Die Einziehung einer notleidenden, unter dem Nennwert angeschafften unverzinslichen Forderung im Privatvermögen sei nicht im Rahmen des § 27 EStG steuerbar. Dieser Vorgang könnte nur dann steuerbar sein, wenn die Voraussetzungen des § 31 EStG erfüllt seien. Da im verfahrensgegenständlichen Sachverhalt die einjährige Spekulationsfrist gemäß § 31 Abs 1 EStG bereits abgelaufens sei ergebe sich auch keine Steuerbarkeit im Rahmen des § 29 EStG 1988.

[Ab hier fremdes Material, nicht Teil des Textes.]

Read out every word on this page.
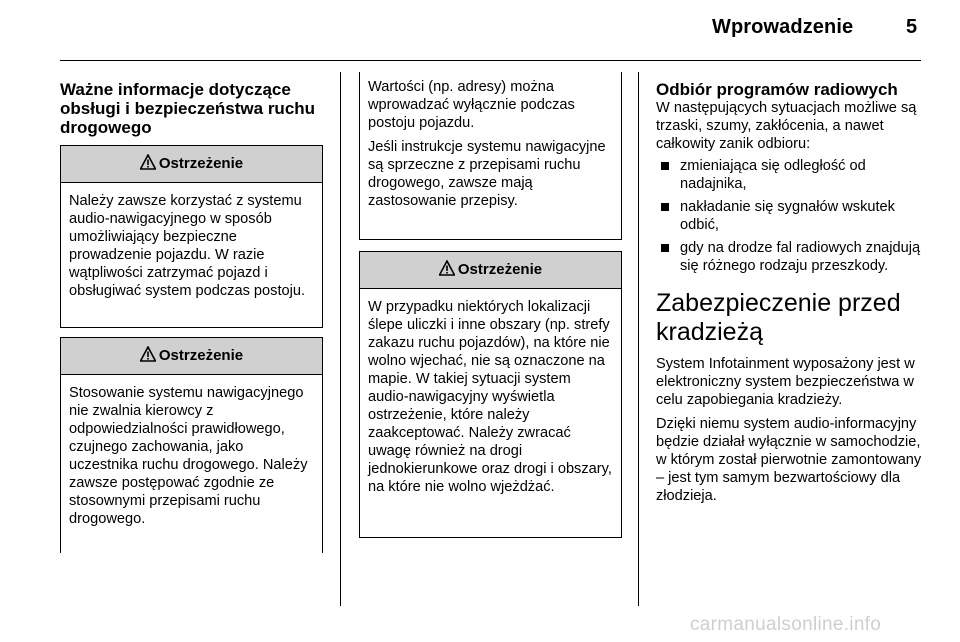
Wprowadzenie	5
Ważne informacje dotyczące obsługi i bezpieczeństwa ruchu drogowego
Ostrzeżenie

Należy zawsze korzystać z systemu audio-nawigacyjnego w sposób umożliwiający bezpieczne prowadzenie pojazdu. W razie wątpliwości zatrzymać pojazd i obsługiwać system podczas postoju.

Ostrzeżenie

Stosowanie systemu nawigacyjnego nie zwalnia kierowcy z odpowiedzialności prawidłowego, czujnego zachowania, jako uczestnika ruchu drogowego. Należy zawsze postępować zgodnie ze stosownymi przepisami ruchu drogowego.

Wartości (np. adresy) można wprowadzać wyłącznie podczas postoju pojazdu.

Jeśli instrukcje systemu nawigacyjne są sprzeczne z przepisami ruchu drogowego, zawsze mają zastosowanie przepisy.

Ostrzeżenie

W przypadku niektórych lokalizacji ślepe uliczki i inne obszary (np. strefy zakazu ruchu pojazdów), na które nie wolno wjechać, nie są oznaczone na mapie. W takiej sytuacji system audio-nawigacyjny wyświetla ostrzeżenie, które należy zaakceptować. Należy zwracać uwagę również na drogi jednokierunkowe oraz drogi i obszary, na które nie wolno wjeżdżać.

Odbiór programów radiowych

W następujących sytuacjach możliwe są trzaski, szumy, zakłócenia, a nawet całkowity zanik odbioru:

zmieniająca się odległość od nadajnika,
nakładanie się sygnałów wskutek odbić,
gdy na drodze fal radiowych znajdują się różnego rodzaju przeszkody.
Zabezpieczenie przed kradzieżą

System Infotainment wyposażony jest w elektroniczny system bezpieczeństwa w celu zapobiegania kradzieży.

Dzięki niemu system audio-informacyjny będzie działał wyłącznie w samochodzie, w którym został pierwotnie zamontowany – jest tym samym bezwartościowy dla złodzieja.

carmanualsonline.info
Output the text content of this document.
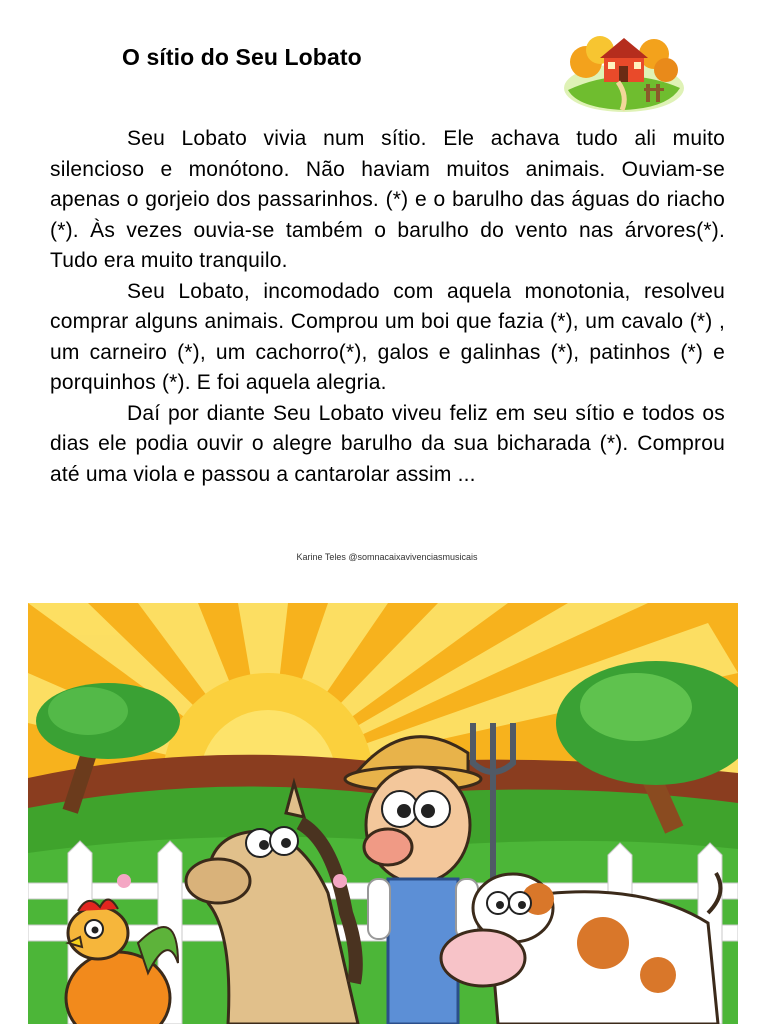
O sítio do Seu Lobato

Seu Lobato vivia num sítio. Ele achava tudo ali muito silencioso e monótono. Não haviam muitos animais. Ouviam-se apenas o gorjeio dos passarinhos. (*) e o barulho das águas do riacho (*). Às vezes ouvia-se também o barulho do vento nas árvores(*). Tudo era muito tranquilo.

Seu Lobato, incomodado com aquela monotonia, resolveu comprar alguns animais. Comprou um boi que fazia (*), um cavalo (*) , um carneiro (*), um cachorro(*), galos e galinhas (*), patinhos (*) e porquinhos (*). E foi aquela alegria.

Daí por diante Seu Lobato viveu feliz em seu sítio e todos os dias ele podia ouvir o alegre barulho da sua bicharada (*). Comprou até uma viola e passou a cantarolar assim ...

Karine Teles @somnacaixavivenciasmusicais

Die Nichterfassung der Einkünfte in der Steuererklärung 2019 und die erfolgte antragsgemäßen Veranlagung mit Einkommensteuerscheid 2019 vom sei daher inhaltlich richtig gewesen.

Am legte das FAÖ die Beschwerde gegen den Aufhebungsbescheid gemäß § 299 Abs 1 BAO und gegen den neuen Einkommensteuerbescheid 2019 vom dem Bundesfinanzgericht ohne vorherige Erlassung einer BVE zur Entscheidung vor.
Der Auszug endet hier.